Host Echevarria, in typical C-SPAN fashion when either Jews, Zionists or Israel is the target, sat silently.
On May 10, host Greta Brawner was taking calls on the Kagan nomination. After commenting at length on the subject, “Patricia” from Dayton, Ohio suddenly announced,
“I want to ask a request of C-SPAN to do some more programs on the Israeli-Palestinian conflict because there is a blackout in our media which we are all well aware of.”
“Washington Journal’s” Brawner makes no reply to the ridiculous claim that Israeli-Palestinian news, among the most extensively reported of all foreign stories in the U.S. media, is under a “blackout.”
Exemplifying C-SPAN’s caller lunacy is Harleston’s May 9 exchange with “Todd” from Severn, Maryland:
“I want to comment on the Afghanistan topic.”
Harleston:
“By all means, go ahead.”
Todd:
“ … [F]irst of all I don’t believe we should be over there, and I don’t believe there is really too much hope for the situation there.
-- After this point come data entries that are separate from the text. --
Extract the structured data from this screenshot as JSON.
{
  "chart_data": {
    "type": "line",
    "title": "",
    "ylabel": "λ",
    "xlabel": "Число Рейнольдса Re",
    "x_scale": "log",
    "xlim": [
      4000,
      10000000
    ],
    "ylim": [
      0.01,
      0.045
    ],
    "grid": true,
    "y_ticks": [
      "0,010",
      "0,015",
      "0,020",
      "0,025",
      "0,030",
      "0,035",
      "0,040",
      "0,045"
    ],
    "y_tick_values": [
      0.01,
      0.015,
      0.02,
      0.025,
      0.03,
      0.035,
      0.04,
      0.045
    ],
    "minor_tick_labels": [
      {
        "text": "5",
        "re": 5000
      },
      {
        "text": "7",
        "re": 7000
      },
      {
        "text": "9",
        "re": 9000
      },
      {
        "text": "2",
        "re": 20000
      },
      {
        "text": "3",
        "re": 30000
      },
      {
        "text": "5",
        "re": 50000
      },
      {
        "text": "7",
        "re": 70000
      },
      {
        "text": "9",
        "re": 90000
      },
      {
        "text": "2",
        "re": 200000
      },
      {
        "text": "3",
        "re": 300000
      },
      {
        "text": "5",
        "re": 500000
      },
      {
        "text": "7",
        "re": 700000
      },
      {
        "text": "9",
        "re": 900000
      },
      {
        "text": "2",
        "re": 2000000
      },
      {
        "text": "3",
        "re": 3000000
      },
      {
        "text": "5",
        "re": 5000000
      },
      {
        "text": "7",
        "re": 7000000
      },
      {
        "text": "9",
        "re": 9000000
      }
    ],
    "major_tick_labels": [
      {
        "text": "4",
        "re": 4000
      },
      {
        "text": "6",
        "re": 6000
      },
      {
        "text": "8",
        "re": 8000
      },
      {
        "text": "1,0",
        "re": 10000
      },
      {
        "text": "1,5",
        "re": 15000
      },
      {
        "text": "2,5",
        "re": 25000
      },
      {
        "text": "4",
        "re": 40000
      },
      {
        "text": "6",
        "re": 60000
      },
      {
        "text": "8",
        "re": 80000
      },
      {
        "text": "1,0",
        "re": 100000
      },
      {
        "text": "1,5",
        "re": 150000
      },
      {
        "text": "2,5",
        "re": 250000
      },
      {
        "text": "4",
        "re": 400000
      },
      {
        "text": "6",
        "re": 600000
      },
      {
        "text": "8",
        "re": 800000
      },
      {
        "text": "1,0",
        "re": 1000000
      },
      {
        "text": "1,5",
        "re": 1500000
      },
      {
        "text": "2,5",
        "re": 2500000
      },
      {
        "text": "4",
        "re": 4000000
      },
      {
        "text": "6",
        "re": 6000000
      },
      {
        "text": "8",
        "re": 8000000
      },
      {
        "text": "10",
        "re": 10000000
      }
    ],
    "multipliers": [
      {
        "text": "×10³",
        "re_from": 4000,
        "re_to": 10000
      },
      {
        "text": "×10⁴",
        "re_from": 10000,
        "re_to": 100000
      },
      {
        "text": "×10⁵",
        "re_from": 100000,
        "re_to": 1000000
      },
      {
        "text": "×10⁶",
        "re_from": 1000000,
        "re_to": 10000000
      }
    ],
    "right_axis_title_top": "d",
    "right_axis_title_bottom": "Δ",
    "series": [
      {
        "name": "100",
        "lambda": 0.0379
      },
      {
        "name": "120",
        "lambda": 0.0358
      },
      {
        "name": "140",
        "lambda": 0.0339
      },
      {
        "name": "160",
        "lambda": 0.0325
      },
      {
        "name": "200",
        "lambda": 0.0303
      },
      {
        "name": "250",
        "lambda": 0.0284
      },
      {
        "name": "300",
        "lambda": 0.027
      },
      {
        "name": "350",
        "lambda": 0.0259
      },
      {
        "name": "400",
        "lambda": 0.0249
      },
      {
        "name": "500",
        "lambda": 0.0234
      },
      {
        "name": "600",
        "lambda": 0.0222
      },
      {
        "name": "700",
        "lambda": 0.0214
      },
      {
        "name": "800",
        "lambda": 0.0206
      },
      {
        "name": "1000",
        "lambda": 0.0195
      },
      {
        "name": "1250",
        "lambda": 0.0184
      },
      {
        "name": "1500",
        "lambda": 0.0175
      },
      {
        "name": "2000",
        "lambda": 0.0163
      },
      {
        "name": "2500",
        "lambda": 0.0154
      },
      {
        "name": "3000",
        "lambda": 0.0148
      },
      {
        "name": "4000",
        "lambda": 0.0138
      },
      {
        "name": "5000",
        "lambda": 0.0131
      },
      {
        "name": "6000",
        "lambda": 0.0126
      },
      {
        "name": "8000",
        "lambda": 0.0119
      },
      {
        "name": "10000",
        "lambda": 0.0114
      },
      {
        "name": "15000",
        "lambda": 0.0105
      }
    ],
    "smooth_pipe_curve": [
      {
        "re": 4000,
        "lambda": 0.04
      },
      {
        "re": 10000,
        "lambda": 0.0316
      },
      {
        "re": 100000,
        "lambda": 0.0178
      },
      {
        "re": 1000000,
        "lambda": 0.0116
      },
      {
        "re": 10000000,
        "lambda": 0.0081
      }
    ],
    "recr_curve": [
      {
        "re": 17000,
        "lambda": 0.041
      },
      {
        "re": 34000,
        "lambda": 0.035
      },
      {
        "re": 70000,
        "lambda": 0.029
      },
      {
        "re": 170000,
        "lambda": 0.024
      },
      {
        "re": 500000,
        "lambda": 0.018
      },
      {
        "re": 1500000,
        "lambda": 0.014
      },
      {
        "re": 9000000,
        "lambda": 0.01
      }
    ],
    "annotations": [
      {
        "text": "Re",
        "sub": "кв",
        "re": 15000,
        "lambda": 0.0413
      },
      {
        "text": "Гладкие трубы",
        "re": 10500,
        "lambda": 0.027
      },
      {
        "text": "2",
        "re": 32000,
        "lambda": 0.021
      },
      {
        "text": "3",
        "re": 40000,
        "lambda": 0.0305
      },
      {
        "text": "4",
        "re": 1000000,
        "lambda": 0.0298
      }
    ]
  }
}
We are over there mainly for the protection of Israel and for that oil. There are almost 200 countries in this world, but yet we are the main ones concerned about that area. There is something wrong there. We follow the King James version of the Bible and that is the reason why we’re over there. Someone ought to do a biography on King James to find out just what kind of man that person was.”
The host fails to point out the obvious, that a) the United States is not in Afghanistan for that country’s so-far unknown petroleum, b) the United States in not in Afghanistan “mainly for the protection of Israel”, c) U.S. forces are at war in Afghanistan because Osama bin Laden’s al Qaeda organization, which murdered 3,000 Americans and others in the Sept. 11, 2001 terrorists attacks, was based there and protected by the then-Taliban government, and d) like oil and Israel, the King James Bible is not “the reason why we’re over there” — unless it’s to preserve that version, and all other translations of the Bible, from obliteration by al Qaeda and Taliban types.
Harleston does not challenge, interrupt or comment on “Todd’s” revelations. But let a caller question the tolerance of homosexuals in Islamic countries, and C-SPAN’s quick to quash the conversation. “Open discussion,” that is, lunatic bigotry about Jewish, Zionists and Israel, yes; real debate about Islamic teachings and the practices of Islamic states, no, not really.